それ、契約って知ってました?                                一覧に戻る

おトク
「今日は大根、安かったな〜」
友人
「うん。お得やったね。そういえば、スーパーで大根買うのも契約って、こないだ講座で聞いたわ!」
おトク
「えっ?契約ってハンコ押すやつちゃうん!?」
消費生活相談員「私たちが日常行っている、商品やサービスの購入は「契約」です。」
おトク「そうなん!? 知らんかった!」
消費生活相談員「契約は口約束でも成立します。 必要ないものは「いりません!」とはっきり断りましょう。では、ここでクイズです。上記の買い物では、契約は1から4のどのタイミングで成立するでしょうか?」

1、客(消費者)がレジに持ち込んだとき(申し込んだとき)
2、店(事業者)がレジを通したとき(承諾したとき)
3、客(消費者)がお金を支払ったとき
4、客(消費者)と店(事業者)の双方が契約書にハンコを押したとき


正解は2、店(事業者)がレジを通したとき(承諾したとき)です。
契約は、法的な拘束力を持つ約束のことです。客(消費者)と店(事業者)のお互いの意思の合致により成立し、口約束でも成立します。私たちは、普段意識することなく、多くの契約を行っています。

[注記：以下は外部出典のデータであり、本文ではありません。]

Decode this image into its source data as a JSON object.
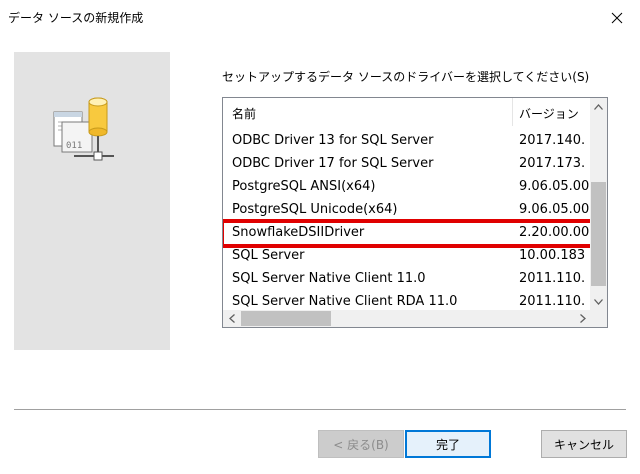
{
  "window": {
    "title": "データ ソースの新規作成"
  },
  "prompt": "セットアップするデータ ソースのドライバーを選択してください(S)",
  "list": {
    "columns": {
      "name": "名前",
      "version": "バージョン"
    },
    "rows": [
      {
        "name": "ODBC Driver 13 for SQL Server",
        "version": "2017.140."
      },
      {
        "name": "ODBC Driver 17 for SQL Server",
        "version": "2017.173."
      },
      {
        "name": "PostgreSQL ANSI(x64)",
        "version": "9.06.05.00"
      },
      {
        "name": "PostgreSQL Unicode(x64)",
        "version": "9.06.05.00"
      },
      {
        "name": "SnowflakeDSIIDriver",
        "version": "2.20.00.00"
      },
      {
        "name": "SQL Server",
        "version": "10.00.183"
      },
      {
        "name": "SQL Server Native Client 11.0",
        "version": "2011.110."
      },
      {
        "name": "SQL Server Native Client RDA 11.0",
        "version": "2011.110."
      }
    ],
    "selected_index": 4
  },
  "buttons": {
    "back": "< 戻る(B)",
    "finish": "完了",
    "cancel": "キャンセル"
  },
  "icon_image_text": "011"
}
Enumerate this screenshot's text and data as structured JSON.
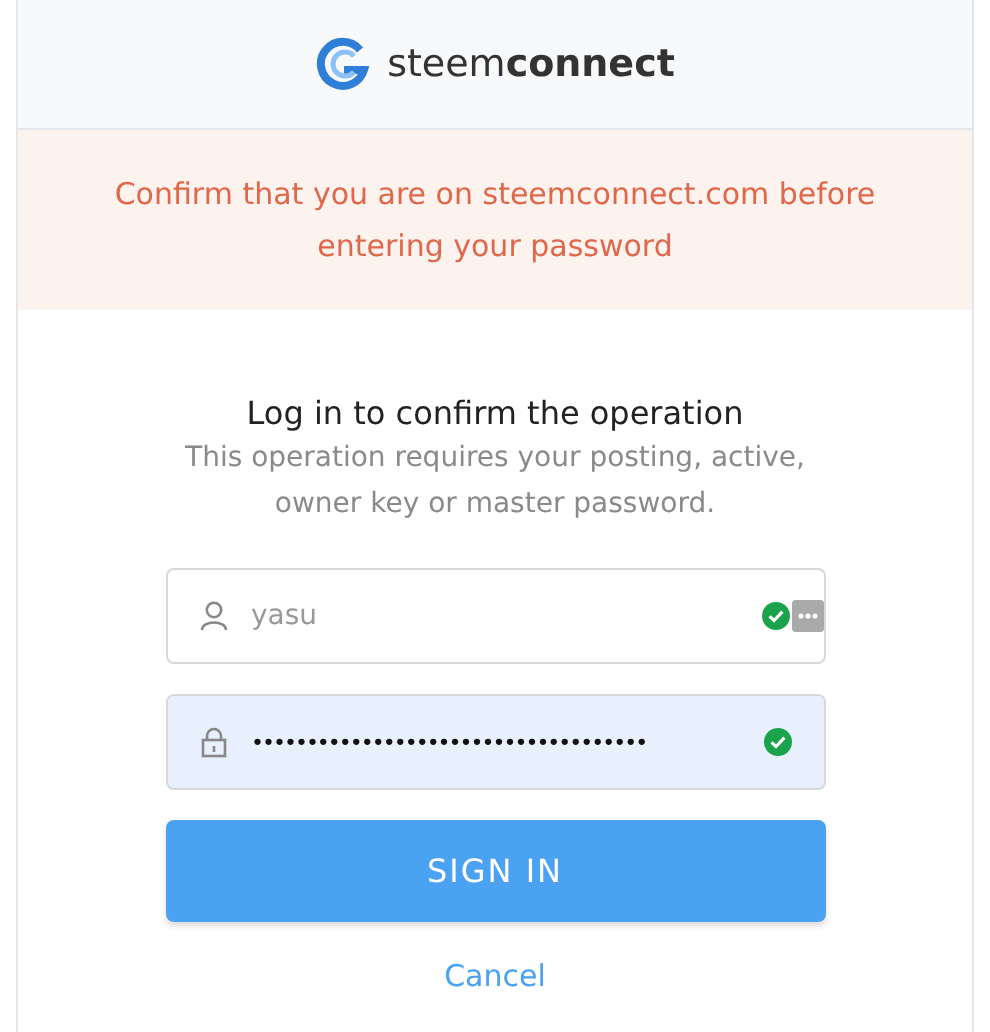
{
  "header": {
    "logo_text": "steem**connect**"
  },
  "warning": {
    "text": "Confirm that you are on steemconnect.com before entering your password"
  },
  "form": {
    "title": "Log in to confirm the operation",
    "subtitle": "This operation requires your posting, active, owner key or master password.",
    "fields": [
      {
        "kind": "username",
        "value": "yasu",
        "valid": true,
        "autofilled": false
      },
      {
        "kind": "password",
        "value": "••••••••••••••••••••••••••••••••••••",
        "valid": true,
        "autofilled": true
      }
    ],
    "submit": "SIGN IN",
    "cancel": "Cancel"
  }
}
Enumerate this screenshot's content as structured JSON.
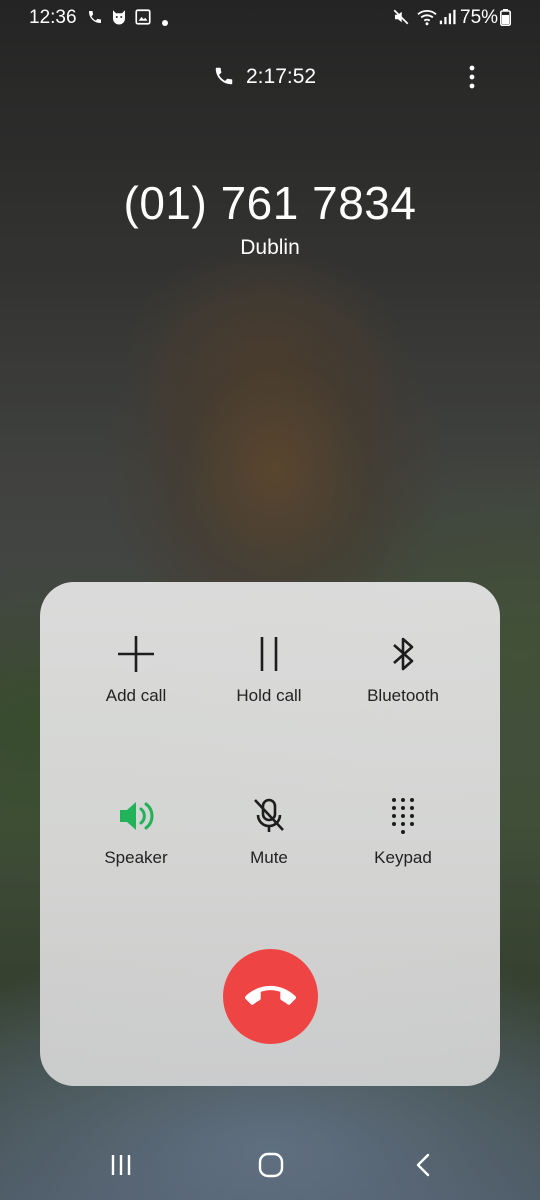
{
  "status_bar": {
    "time": "12:36",
    "battery_percent": "75%",
    "icons": [
      "phone-icon",
      "cat-notification-icon",
      "gallery-icon",
      "dot-icon",
      "mute-icon",
      "wifi-icon",
      "signal-icon",
      "battery-icon"
    ]
  },
  "call": {
    "duration": "2:17:52",
    "number": "(01) 761 7834",
    "location": "Dublin"
  },
  "controls": {
    "add_call": "Add call",
    "hold_call": "Hold call",
    "bluetooth": "Bluetooth",
    "speaker": "Speaker",
    "mute": "Mute",
    "keypad": "Keypad"
  },
  "colors": {
    "speaker_active": "#22b35a",
    "end_call": "#ef4444"
  }
}
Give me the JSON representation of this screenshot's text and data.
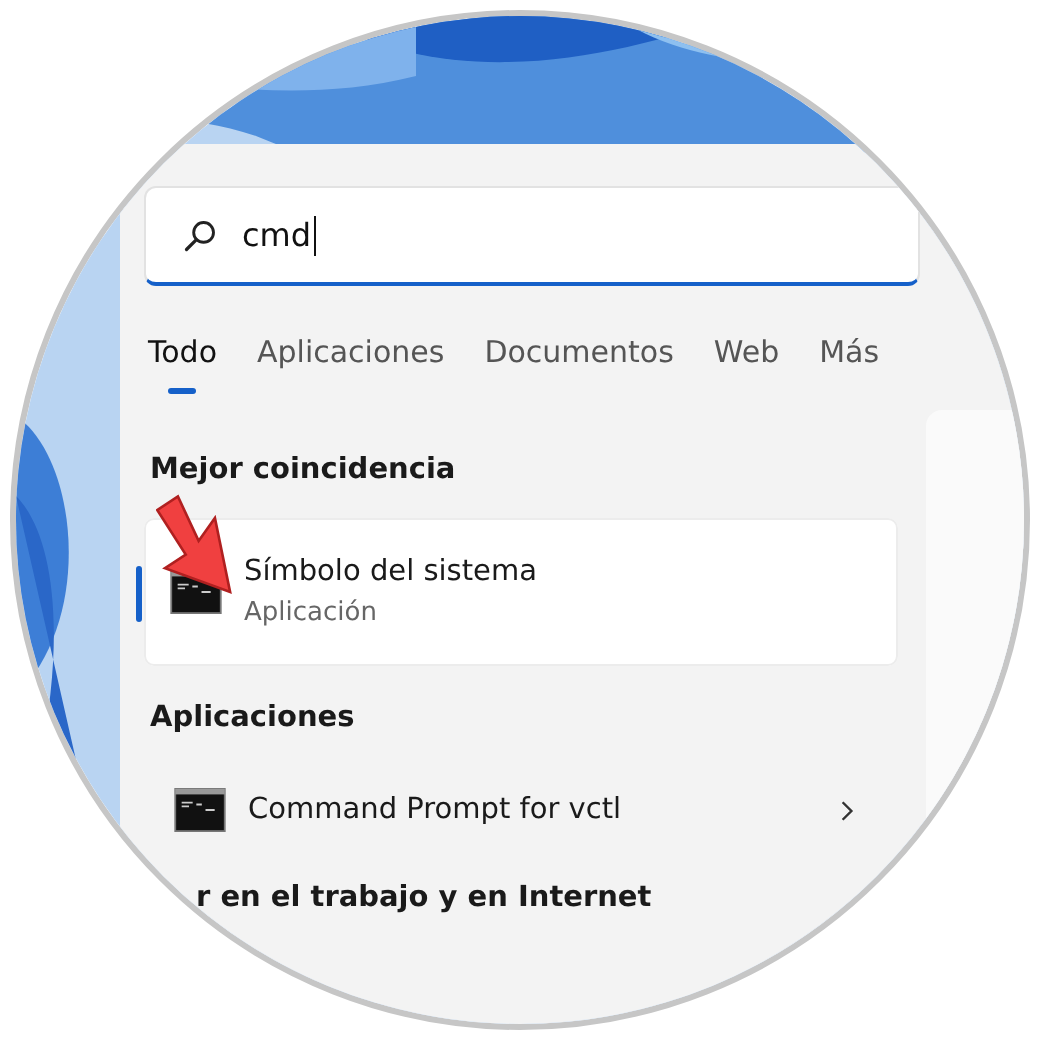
{
  "search": {
    "value": "cmd"
  },
  "tabs": [
    {
      "label": "Todo",
      "selected": true
    },
    {
      "label": "Aplicaciones",
      "selected": false
    },
    {
      "label": "Documentos",
      "selected": false
    },
    {
      "label": "Web",
      "selected": false
    },
    {
      "label": "Más",
      "selected": false
    }
  ],
  "sections": [
    {
      "heading": "Mejor coincidencia",
      "items": [
        {
          "kind": "best",
          "title": "Símbolo del sistema",
          "subtitle": "Aplicación",
          "selected": true
        }
      ]
    },
    {
      "heading": "Aplicaciones",
      "items": [
        {
          "kind": "app",
          "title": "Command Prompt for vctl",
          "selected": false
        }
      ]
    },
    {
      "heading": "r en el trabajo y en Internet"
    }
  ]
}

契約が成立すると、お互いに権利と義務が発生し、一方的に契約をやめることはできません。
商品とレシートを持ってお店に行くと、商品を交換・返品してくれる場合がありますが、これは、お店のサービスであり、お店には交換・返品に応じる義務はありません。商品やサービスが高額だったり、商品等の受渡しが後になる場合は、お互いの確認のために契約書を交わしたりすることもあります。

契約をやめたいとき
悪質な勧誘や、続けることができるかどうかわからないような長期契約などの場合は、特定商取引法に基づきクーリング・オフしたり、消費者契約法等に基づき契約を解除したり取り消したりすることができる場合がありますので、1日でも早く 消費者ホットライン(局番なし)188 に相談してください。

悪質な勧誘とは・・・・・・
  • 突然、事業者が自宅に来て(電話をかけてきて)考える間もなく契約を急がされた
  • 「必ず儲かる」などと断定的に言われ契約した
  • 勧誘時にうそをつかれた
  • 帰りたいと意思表示したのに帰してもらえず、しかたなく契約した
  • 帰ってほしいと意思表示したのに帰ってくれず、しかたなく契約した など

2022年4月1日から18歳で成年に!
現在、未成年(20歳未満)の人が契約するときは、一定の場合を除き、保護者など法定代理人の同意を得なければなりません。同意を得ずに契約した場合は、本人または法定代理人は契約を取り消すことができます。これを「未成年者取消権」といいます。しかし、2022年4月1日から成年年齢が18歳に引き下げられると、18歳、19歳の人は未成年者取消権の適用を受けることができなくなり、知識や経験の浅い若者が悪質事業者の新たなターゲットとなることが懸念されています。
このため、若者が自立した消費者になるために必要な実践的な能力を身に付けることが求められています。